Não quer dizer que este venha a ser o destino inexorável do deputado paraense. Ele é inteligente, articulado e audacioso. Flagrado na primeira hora pela revista eletrônica Congresso em Foco, Vic não apenas admitiu o uso das passagens: foi o primeiro a desenvolver uma teoria explicativa para o fato, que ainda hoje continua a revelar facetas surpreendentes, chocantes ou escabrosas.
Pelo raciocínio do marido da ex-vice-governadora Valéria Pires Franco, ao invés do título negativo, esteve em suas mãos uma bandeira única: ser o único parlamentar a devolver o valor da cota de passagens por falta de uso. Mas ele afastou de si esse cálice valioso. Como não precisou de todas as passagens (com destino a Buenos Aires, Miami e Paris), ele transferiu bilhetes para a esposa, os filhos, os namorados das filhas e um casal de amigos, do qual é compadre.

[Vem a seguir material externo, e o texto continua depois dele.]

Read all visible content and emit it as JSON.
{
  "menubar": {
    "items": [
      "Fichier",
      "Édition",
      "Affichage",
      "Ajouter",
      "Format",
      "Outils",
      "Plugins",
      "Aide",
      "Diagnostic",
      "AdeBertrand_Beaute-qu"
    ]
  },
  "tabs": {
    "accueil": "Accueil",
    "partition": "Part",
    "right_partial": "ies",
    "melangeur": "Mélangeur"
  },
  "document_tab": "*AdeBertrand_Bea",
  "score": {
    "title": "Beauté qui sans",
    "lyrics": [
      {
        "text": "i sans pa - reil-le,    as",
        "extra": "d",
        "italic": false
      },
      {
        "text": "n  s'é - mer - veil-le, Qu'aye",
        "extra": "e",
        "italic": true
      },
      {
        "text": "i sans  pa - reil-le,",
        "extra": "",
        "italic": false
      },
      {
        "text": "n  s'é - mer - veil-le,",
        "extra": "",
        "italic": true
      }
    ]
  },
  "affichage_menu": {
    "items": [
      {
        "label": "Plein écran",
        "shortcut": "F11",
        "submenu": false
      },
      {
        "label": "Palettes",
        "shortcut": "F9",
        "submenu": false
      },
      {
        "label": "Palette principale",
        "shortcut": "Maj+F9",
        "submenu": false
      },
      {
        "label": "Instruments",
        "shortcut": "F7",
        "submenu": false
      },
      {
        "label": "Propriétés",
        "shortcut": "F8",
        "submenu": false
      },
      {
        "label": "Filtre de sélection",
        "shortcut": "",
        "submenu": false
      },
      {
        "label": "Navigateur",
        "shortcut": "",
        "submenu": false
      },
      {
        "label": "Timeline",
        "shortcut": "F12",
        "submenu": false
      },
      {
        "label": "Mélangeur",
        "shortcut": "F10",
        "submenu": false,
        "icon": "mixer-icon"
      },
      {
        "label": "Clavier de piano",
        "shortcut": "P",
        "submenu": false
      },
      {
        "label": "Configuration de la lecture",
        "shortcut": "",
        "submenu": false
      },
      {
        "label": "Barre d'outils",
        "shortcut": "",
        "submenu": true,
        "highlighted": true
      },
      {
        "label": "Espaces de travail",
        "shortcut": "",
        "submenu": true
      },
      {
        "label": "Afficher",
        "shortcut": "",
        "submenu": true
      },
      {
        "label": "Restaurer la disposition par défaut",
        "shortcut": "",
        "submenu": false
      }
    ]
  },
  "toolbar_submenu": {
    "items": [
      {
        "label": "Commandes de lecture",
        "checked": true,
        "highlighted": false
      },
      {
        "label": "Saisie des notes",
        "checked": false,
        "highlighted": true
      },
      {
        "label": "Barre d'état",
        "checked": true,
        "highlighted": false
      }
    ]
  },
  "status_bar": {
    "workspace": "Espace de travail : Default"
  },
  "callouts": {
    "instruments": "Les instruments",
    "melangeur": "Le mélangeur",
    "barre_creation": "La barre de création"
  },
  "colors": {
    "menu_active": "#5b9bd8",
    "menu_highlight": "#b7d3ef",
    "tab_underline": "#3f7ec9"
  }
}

Vic argumentou que procedeu dessa maneira porque, até a questão estourar como escândalo, os deputados eram informados pela administração da “casa” que podiam usar como quisessem as passagens Só não podiam vendê-las. Ao repórter do Congresso em Foco, disse que só tinha três caminhos: “devolver a cota, usá-la para viajar ou vendê-la”. Em tese, porém, só teria duas, diante do veto à venda: devolver ou viajar. Como “ninguém nunca devolveu” uma passagem que fosse, só havia um destino para os senhores parlamentares: a “farra das passagens”, a qualificação aplicada a essa prática tão pouco republicana.
A revelação dessa orgia não afetou aqueles seus praticantes que nunca deixaram qualquer dúvida sobre a razão de terem buscado uma cadeira parlamentar: para “se ajeitar”. Mas desnudou a face oculta daqueles que tentavam assumir o discurso da moralidade, da ética, do compromisso público. De forma clamorosa, políticos como Fernando Gabeira e a ex-senadora Heloísa Helena. Gabeira, sem escapatórias, limitou-se a reconhecer o erro e falar o mínimo possível para não fazer marola e se afogar. Heloísa Helena sacou da teoria conspirativa para com ela atirar a esmo em todas as direções. A manobra, por seu claro sentido diversionista, não deverá ter grande eficácia. Ela denunciou todas as possíveis motivações interesseiras e comprometidas por trás da denúncia feita contra ela, que também usou a cota de viagem, mas não negou o fato. Justamente por se tratar de fato. Portanto, ela não é a mulher de César, que tentava parecer que era.
Tentativas de explicar ou teorizar, como a que o deputado Vic Pires Franco sacou com sagacidade, se aceitas, levam a uma – e só – conclusão: não há lugar para a virtude no parlamento brasileiro. O virtuoso, que teria devolvido a cota das passagens não usadas, sabendo-a uma concessão do povo, simplesmente não existiria no Congresso Nacional, a julgar pela declaração do deputado paraense. Não existindo a virtude, tudo que está à margem dela se torna possível.